The Story

 Matthew 2:13-15, 19-23

What an awful narrative. We wonder how it can exist here. All those babies killed, all those mothers crying, all those fathers unable to protect. Yet it happens. There are things like this which happen all the time. If you listen to the Rev. Dr. William Barber you might here of how we have become comfortable with death. We ignore the deaths of many in this country:  immigrants, homeless, prisons, mass shootings, black people, deaths from COVID. We have become so comfortable with death we don't mourn, we don't become outraged, we don't try to find answers. So the slaughter of the innocents happens even today. It is not in our face is all and we have learned not to mourn or mark it. If we did the numbers would be staggering. 

This is why it is important to hear this story today. So often we skim over it. Pick another scripture. Because we aren't this barbaric anymore, we wouldn't do this. Yet we really need to look closer and see if this isn't true. How many homeless children are taken from their parents because through no fault of their own they ended up on the streets. Just another punishment for losing everything you had because the system deems you unfit. Or how many children died in detention because they lost hope separated from their parents because they tried to find a better life, a safer life for the children here. Or how many girls are trafficked here every year to be enslaved into prostitution. Or how many children have died at the hands of an abuser because he's a good man, we never saw this coming. This is only the tip of the iceberg.

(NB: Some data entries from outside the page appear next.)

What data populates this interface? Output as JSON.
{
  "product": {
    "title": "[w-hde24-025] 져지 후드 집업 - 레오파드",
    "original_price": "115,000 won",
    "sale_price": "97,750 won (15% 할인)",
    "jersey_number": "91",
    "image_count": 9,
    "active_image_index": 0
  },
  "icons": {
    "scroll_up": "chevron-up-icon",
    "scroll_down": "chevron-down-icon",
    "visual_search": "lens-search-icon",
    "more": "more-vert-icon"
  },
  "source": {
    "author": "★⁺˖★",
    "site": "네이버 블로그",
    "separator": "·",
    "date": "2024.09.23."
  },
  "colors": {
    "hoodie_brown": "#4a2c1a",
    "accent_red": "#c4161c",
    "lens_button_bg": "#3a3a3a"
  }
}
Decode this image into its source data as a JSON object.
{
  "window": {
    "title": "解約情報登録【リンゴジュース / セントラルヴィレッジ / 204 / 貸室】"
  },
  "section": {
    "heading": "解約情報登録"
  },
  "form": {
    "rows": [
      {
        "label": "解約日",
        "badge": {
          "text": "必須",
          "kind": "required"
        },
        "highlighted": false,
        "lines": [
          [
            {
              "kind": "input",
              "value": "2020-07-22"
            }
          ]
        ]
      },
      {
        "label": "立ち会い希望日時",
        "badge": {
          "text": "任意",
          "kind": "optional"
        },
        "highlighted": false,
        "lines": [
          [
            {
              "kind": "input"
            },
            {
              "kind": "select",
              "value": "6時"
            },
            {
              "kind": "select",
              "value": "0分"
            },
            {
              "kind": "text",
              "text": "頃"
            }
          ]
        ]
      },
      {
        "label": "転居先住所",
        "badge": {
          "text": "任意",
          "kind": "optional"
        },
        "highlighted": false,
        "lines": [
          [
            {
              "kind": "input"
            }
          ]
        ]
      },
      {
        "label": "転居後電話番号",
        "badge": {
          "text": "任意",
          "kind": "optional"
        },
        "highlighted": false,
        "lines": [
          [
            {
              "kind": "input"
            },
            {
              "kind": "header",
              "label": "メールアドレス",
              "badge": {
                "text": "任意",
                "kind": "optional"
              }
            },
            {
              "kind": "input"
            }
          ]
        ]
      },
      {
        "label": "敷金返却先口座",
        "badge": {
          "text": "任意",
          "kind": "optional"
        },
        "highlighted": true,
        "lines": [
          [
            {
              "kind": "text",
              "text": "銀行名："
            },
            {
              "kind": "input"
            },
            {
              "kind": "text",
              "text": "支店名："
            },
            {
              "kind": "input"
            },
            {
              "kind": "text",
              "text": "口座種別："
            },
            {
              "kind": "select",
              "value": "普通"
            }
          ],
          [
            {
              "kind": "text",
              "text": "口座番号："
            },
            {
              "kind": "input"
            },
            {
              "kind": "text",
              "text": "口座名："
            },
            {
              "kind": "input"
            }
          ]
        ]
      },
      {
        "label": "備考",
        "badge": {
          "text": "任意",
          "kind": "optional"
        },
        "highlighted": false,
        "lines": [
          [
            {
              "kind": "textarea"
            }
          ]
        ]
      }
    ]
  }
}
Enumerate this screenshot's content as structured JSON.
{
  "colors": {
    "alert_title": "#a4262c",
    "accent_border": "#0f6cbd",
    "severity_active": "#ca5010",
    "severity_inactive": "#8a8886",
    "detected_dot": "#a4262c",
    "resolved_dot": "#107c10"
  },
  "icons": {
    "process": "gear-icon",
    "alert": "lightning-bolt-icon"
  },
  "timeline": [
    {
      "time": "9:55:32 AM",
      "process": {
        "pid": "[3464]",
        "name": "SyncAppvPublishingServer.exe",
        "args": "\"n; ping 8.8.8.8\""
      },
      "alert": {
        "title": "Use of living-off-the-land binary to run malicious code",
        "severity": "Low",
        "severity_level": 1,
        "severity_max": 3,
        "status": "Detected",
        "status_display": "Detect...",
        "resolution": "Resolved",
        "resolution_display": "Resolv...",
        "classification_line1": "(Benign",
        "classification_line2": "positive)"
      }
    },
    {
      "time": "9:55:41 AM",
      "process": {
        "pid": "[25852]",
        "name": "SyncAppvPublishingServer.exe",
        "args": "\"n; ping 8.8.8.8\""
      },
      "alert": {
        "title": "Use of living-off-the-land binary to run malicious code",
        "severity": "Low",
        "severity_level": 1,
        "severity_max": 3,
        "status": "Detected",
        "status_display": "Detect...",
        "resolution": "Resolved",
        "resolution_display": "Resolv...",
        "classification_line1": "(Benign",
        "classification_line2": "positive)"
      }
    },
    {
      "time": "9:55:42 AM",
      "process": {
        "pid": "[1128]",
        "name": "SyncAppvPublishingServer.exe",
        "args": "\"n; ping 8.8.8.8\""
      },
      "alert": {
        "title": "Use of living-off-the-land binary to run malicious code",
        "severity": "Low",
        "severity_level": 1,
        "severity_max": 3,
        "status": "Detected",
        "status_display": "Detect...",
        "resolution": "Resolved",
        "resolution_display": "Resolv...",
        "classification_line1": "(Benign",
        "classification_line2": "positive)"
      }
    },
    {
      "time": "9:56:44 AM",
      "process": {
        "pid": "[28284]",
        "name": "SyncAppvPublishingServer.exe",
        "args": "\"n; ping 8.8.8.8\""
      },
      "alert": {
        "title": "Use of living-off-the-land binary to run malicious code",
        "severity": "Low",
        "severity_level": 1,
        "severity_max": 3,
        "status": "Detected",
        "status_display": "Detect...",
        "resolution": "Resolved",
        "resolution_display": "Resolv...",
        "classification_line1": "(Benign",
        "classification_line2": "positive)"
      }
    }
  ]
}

This is the truth of this story. Children die and we don't notice, or protect, or take a care. We just let it go because we can't do anything about it. 

The thing is the story is not without hope. There are dreams, a star, a flee to Egypt and being immigrants in a strange land and one is saved because of these. The one who comes to save us all. How can we plant this hope? I've seen it this year. I've seen it this year because of the opportunity to do zoom learning sessions with incredible people, people who have decided to make a start in making a difference.

Myles Bullen is one of these people. An Indigenous youth from Maine, who has had a rough life. Foster homes, jail, drug abuse and thoughts of suicide. His lyrics for songs are captivating. One of them says something about children being gardens which we put into prison, it's a more lovely phrase than this, but he is working all over the world with teens in prison. He is trying to plant the gardens inside of teens who have lost hope, who don't see their worth anymore because of a system of blame, who no longer see the beauty they are. He does this work and laments those lost. He tries to plant the dream of hope within them.

Another is Rev. Dr. Heber Brown who works with black church gardens in the inner city. What struck me most though is a new program he is doing with inner city youth to teach them black history. As he puts it, "We are not just slavery, there is more to our history." He has started an initiative to teach this as the church, outside of the church. This is so we learn to have a pride in our history and learn the rest of the story. This helps with youth seeing themselves as innovators and designers, people who can do and accomplish things, planting hope in the inner city so another type of garden can thrive. 

It is our call to find the places we might plant this hope and help others to dream dreams instead of become lost and turning to violence as a way to make it through. We have to begin to care and explore these new possibilities for the church. This is our story, one which comes through the darkness and starts to give the spark of light. It is our responsibility and challenge to explore the darkness, to go in where it hurts, only then can we become partners in helping others find the star and dream the dreams God has planted.